IBM has initiated what is expected to be its biggest round of layoffs since the early 90s, with sources inside the company saying the computer maker plans to let go of about 8,000 employees out of 320,000 worldwide.
While sources have previously told eWEEK that IBMs semiconductor manufacturing facilities are expected to take the hardest hit, a spokesman for IBMs Microelectronics division said the unit has not announced any layoffs.
“Microelectronics has not announced any reductions today,” said spokesman William OLeary. “There have been reductions announced in other parts of the business, but none of them are microelectronics related,” he said, although he acknowledge cutbacks may occur in the future.
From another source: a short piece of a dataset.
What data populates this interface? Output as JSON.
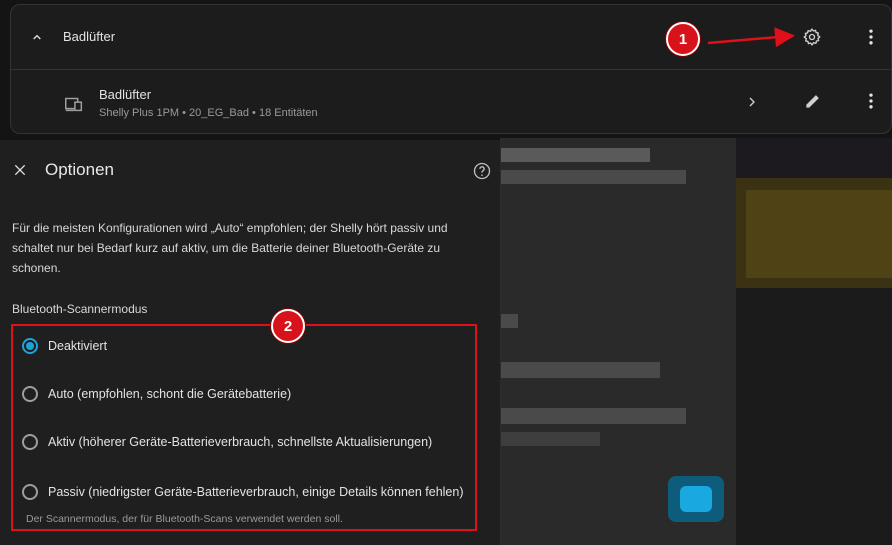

OLeary also dismissed earlier reports that IBM was considering selling its Burlington, Vt., facility, which employs about 8,000 workers.
A senior IBM vice president, he said, “told employees today at the Burlington site that it is not for sale.”
So far, layoff notices have been confirmed at IBMs facilities in Endicott, East Fishkill and Somers, N.Y., Essex Junction, Vt., and Research Triangle Park, N.C., where IBM employs about 14,000 workers.
A corporate spokeswoman for IBM, based on Armonk, N.Y., would only say that the computer maker took “some actions today,” but would not provide further information on the layoffs.
“We continuously evaluate our business and we are achieving greater efficiencies by eliminating redundancies and consolidating work,” she said.
In a meeting with market analysts earlier this month, chief executive Sam Palmisano confirmed the company was looking to reduce its head count after its first quarter profits fell 32 percent from a year ago and sales declined 12 percent.
IBM has blamed the downturn on a weak global economy and industry-wide decline in IT spending.
Analysts have speculated IBM will seek to cut its worldwide employment by 20,000 jobs, with most of those cuts occurring through normal attrition. However, if company sales should continue to decline, sources said, more layoffs would likely be initiated next quarter.
Palmisanos decision to trim IBMs ranks comes only two months after he succeeded Chairman Lou Gerstner as CEO. The new cutbacks are expected to pale in comparison to those initiated by Gerstner when he took over the then-troubled computer maker in 1993. After only three months as CEO, Gerstner ordered more than 60,000 layoffs, at that time the largest ever for a U.S. corporation.